Dr David Howell
David is a lecturer in History and Heritage. This year he will be teaching courses on social conflict in the nineteenth century and crime, violence and disorder between 1640-1800. He has a diverse background, originally coming from archaeology. A career in archaeology included fieldwork at notable British sites, including Paviland, Gower and on prehistoric monuments in Avebury. Moving into the museums and heritage sector, he became increasingly interested in public protest, and was heavily involved in promoting the 175th anniversary of the Chartist Rising in Newport.

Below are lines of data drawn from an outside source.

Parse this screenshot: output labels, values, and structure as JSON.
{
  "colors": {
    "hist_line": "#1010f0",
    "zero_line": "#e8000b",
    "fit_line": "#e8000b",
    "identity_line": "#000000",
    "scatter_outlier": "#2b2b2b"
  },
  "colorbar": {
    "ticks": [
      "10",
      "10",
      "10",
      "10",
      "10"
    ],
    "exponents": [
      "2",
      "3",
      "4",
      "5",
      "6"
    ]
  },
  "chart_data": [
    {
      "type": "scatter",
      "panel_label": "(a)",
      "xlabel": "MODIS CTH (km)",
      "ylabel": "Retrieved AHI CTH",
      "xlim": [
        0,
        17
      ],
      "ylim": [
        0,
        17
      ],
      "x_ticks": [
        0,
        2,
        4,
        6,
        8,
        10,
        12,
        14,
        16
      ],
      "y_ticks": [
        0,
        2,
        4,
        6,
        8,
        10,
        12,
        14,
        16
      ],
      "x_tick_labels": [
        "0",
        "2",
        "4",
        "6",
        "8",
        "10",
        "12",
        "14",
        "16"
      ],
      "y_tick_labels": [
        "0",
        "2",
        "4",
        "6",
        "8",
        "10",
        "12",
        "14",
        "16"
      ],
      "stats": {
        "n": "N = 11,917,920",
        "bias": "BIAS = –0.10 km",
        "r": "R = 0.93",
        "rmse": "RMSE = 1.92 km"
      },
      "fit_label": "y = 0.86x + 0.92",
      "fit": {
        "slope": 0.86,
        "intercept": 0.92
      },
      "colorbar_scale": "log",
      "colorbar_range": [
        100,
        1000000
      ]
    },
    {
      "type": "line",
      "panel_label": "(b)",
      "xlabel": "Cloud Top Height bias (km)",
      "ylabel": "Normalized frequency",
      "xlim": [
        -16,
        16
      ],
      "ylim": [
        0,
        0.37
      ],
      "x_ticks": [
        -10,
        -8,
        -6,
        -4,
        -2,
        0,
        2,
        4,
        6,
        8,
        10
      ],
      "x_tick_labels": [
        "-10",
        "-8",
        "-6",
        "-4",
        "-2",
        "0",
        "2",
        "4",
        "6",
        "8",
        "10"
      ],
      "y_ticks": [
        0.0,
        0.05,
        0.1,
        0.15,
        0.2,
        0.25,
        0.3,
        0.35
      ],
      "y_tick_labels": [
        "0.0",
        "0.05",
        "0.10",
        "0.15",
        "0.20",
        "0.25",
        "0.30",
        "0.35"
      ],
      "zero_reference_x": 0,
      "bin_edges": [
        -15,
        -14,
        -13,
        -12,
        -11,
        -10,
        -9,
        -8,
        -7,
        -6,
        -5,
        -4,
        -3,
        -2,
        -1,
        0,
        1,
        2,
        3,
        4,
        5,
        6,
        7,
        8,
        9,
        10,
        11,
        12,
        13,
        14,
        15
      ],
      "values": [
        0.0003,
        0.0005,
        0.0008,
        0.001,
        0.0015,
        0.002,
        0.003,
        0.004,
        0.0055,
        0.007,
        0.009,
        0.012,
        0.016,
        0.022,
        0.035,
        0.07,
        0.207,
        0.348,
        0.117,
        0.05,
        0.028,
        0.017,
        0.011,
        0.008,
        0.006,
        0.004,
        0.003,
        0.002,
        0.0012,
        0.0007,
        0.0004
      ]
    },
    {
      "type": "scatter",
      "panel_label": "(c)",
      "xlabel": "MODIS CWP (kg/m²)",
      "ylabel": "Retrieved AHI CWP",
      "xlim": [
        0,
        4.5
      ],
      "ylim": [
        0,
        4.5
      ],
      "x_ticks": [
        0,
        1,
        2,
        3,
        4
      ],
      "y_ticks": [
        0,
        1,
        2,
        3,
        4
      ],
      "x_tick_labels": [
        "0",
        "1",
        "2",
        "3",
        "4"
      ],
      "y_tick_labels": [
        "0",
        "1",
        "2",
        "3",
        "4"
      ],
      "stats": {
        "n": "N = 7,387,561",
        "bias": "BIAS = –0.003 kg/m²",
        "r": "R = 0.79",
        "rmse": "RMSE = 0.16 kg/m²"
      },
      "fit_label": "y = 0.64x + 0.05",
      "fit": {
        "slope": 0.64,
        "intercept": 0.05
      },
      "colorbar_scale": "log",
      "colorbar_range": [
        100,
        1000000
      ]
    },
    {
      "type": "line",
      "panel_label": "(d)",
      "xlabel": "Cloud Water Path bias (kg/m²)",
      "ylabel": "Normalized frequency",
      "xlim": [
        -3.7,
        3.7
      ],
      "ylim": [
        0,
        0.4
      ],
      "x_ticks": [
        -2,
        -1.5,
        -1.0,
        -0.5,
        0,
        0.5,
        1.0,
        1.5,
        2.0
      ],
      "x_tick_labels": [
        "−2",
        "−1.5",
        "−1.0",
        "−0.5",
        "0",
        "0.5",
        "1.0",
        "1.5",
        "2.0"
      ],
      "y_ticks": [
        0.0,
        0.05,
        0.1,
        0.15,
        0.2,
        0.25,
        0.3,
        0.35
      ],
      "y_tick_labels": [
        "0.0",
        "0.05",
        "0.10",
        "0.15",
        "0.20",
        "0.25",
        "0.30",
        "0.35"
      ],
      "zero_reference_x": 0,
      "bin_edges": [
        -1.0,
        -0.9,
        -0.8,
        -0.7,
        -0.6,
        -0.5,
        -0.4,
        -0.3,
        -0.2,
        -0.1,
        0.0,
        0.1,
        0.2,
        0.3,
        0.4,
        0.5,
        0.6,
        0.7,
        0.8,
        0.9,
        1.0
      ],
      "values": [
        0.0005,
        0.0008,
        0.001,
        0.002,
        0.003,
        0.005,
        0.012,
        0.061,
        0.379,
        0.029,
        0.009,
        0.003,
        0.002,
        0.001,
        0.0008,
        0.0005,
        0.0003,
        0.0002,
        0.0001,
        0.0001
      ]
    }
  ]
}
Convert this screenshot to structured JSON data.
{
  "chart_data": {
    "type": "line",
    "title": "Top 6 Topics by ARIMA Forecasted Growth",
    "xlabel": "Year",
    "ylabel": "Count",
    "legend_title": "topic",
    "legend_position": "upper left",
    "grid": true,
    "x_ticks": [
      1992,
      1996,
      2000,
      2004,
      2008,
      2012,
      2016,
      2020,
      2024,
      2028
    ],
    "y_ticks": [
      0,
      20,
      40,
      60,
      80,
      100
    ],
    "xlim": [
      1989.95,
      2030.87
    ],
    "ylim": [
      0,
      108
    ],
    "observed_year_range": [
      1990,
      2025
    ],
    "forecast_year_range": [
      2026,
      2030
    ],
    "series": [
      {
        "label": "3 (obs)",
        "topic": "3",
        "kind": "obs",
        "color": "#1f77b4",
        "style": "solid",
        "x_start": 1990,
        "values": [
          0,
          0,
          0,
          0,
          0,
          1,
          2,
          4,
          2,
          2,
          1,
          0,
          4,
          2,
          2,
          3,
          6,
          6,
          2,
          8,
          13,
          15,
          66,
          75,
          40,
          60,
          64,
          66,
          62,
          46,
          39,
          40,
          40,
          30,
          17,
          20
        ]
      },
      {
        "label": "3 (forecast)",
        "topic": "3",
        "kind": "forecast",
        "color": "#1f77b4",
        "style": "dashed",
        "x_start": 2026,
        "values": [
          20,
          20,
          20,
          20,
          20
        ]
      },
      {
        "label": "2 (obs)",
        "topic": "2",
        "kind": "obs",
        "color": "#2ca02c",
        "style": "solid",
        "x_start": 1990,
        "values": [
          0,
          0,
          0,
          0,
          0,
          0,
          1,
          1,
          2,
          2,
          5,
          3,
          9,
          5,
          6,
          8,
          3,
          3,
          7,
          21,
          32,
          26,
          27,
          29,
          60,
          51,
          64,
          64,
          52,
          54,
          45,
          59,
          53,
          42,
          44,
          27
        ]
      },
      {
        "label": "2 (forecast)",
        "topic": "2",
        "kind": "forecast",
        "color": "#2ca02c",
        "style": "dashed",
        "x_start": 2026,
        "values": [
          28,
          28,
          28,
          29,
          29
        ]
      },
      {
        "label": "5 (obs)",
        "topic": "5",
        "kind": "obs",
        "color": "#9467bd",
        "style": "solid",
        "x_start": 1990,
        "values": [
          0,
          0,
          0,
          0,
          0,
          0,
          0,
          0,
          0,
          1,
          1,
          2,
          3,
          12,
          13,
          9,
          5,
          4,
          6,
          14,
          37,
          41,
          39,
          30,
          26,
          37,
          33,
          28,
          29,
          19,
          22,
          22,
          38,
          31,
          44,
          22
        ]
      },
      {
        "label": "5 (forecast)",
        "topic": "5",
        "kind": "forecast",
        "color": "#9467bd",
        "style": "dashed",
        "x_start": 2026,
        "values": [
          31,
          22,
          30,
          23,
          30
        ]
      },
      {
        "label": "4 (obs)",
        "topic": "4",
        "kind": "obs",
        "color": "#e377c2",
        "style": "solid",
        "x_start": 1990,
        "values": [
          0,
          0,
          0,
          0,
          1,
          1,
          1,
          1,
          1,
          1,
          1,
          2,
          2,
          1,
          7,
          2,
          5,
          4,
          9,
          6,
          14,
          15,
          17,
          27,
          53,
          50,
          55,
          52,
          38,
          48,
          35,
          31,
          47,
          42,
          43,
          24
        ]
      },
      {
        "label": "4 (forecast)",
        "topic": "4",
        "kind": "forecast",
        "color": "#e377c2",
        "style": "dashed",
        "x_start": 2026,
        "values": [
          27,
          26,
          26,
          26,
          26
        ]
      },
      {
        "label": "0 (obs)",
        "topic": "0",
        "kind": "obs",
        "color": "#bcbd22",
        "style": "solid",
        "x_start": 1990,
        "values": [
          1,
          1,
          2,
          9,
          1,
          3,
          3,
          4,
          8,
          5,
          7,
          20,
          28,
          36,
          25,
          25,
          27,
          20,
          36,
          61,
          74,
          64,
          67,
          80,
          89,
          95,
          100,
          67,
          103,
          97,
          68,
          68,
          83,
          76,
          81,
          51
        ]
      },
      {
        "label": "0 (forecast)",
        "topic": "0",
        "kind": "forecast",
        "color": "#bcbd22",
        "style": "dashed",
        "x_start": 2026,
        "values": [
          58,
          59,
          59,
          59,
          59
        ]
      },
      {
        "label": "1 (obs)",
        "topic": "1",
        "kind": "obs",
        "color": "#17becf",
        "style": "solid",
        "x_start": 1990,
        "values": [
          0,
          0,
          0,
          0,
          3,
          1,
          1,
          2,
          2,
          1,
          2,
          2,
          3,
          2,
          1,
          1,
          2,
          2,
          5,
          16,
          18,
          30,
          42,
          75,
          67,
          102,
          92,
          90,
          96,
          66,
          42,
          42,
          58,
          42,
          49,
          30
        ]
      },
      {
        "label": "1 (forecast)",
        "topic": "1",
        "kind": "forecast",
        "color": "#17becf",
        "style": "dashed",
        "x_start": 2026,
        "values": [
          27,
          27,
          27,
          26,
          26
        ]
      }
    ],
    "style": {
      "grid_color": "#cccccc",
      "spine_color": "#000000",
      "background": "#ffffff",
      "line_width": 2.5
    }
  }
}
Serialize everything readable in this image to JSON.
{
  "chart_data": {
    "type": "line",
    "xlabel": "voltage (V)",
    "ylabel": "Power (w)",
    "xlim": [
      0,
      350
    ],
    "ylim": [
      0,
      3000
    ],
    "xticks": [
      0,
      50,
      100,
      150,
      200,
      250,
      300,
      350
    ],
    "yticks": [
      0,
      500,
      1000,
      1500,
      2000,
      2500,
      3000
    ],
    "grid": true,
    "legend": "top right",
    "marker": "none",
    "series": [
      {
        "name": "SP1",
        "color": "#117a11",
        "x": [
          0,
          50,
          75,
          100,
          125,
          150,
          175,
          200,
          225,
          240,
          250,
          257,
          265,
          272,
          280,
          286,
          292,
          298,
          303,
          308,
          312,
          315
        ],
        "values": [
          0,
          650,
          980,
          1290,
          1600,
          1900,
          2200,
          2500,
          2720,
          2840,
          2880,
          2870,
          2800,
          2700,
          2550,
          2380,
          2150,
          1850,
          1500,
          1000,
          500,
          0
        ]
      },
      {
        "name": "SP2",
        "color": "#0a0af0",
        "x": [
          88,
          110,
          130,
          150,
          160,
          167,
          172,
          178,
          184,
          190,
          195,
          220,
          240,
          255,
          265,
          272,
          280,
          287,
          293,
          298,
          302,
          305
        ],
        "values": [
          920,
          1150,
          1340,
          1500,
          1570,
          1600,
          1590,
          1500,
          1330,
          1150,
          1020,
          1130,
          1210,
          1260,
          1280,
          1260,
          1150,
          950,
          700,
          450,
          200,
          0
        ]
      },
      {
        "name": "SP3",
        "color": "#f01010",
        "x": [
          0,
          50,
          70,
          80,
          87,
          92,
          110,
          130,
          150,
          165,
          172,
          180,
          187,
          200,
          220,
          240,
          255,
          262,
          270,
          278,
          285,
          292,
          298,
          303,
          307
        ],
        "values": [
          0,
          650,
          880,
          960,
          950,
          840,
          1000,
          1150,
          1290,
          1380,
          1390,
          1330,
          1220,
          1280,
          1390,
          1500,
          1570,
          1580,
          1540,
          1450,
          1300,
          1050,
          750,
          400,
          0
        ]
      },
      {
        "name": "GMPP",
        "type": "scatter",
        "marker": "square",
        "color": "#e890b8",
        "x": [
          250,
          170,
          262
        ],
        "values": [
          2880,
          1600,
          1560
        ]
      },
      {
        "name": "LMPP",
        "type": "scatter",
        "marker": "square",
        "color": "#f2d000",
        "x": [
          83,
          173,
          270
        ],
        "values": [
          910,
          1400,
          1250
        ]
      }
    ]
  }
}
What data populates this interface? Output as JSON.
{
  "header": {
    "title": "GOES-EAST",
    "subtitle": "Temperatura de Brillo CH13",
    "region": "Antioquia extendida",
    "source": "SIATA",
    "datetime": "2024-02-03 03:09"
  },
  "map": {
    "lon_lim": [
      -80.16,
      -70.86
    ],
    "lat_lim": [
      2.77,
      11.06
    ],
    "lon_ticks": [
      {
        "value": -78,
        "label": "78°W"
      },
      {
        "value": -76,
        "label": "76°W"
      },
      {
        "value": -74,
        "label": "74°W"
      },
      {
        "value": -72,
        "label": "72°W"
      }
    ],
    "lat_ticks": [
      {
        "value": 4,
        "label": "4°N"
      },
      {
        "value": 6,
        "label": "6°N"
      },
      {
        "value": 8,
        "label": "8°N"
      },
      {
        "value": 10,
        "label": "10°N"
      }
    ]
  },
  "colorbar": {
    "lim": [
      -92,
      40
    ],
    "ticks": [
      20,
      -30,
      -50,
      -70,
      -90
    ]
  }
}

His research focuses on the development of national identities. He is particularly interested in the impacts of political priorities in the present on the way in which historical narratives can be manipulated. He completed his PhD in 2014 at the University of South Wales, which explored the impact of political devolution in Wales on the heritage and museums sectors. As part of this study, he also spent time in Greenland and Iceland, examining the growth of nationalist themes in museums and galleries there. He has recent and forthcoming publications developing these themes in the Curator Journal and the International Journal of Intangible Heritage, while his indulgence for graphic novels is satisfied by a publication entitled ‘The mystery of museums in graphic novels’ in the Journal of Graphic Novels and Comics.
Born in Newport, South Wales, he is a passionate supporter of the culture sector in Wales, and is currently working with the Welsh Government on the promotion of intangible cultural heritage in Wales. He also lectures on heritage with the University of Cardiff. Outside of academia, David has an unhealthy relationship with rugby, runs a small holding and lives in a small, but very comfortable yurt.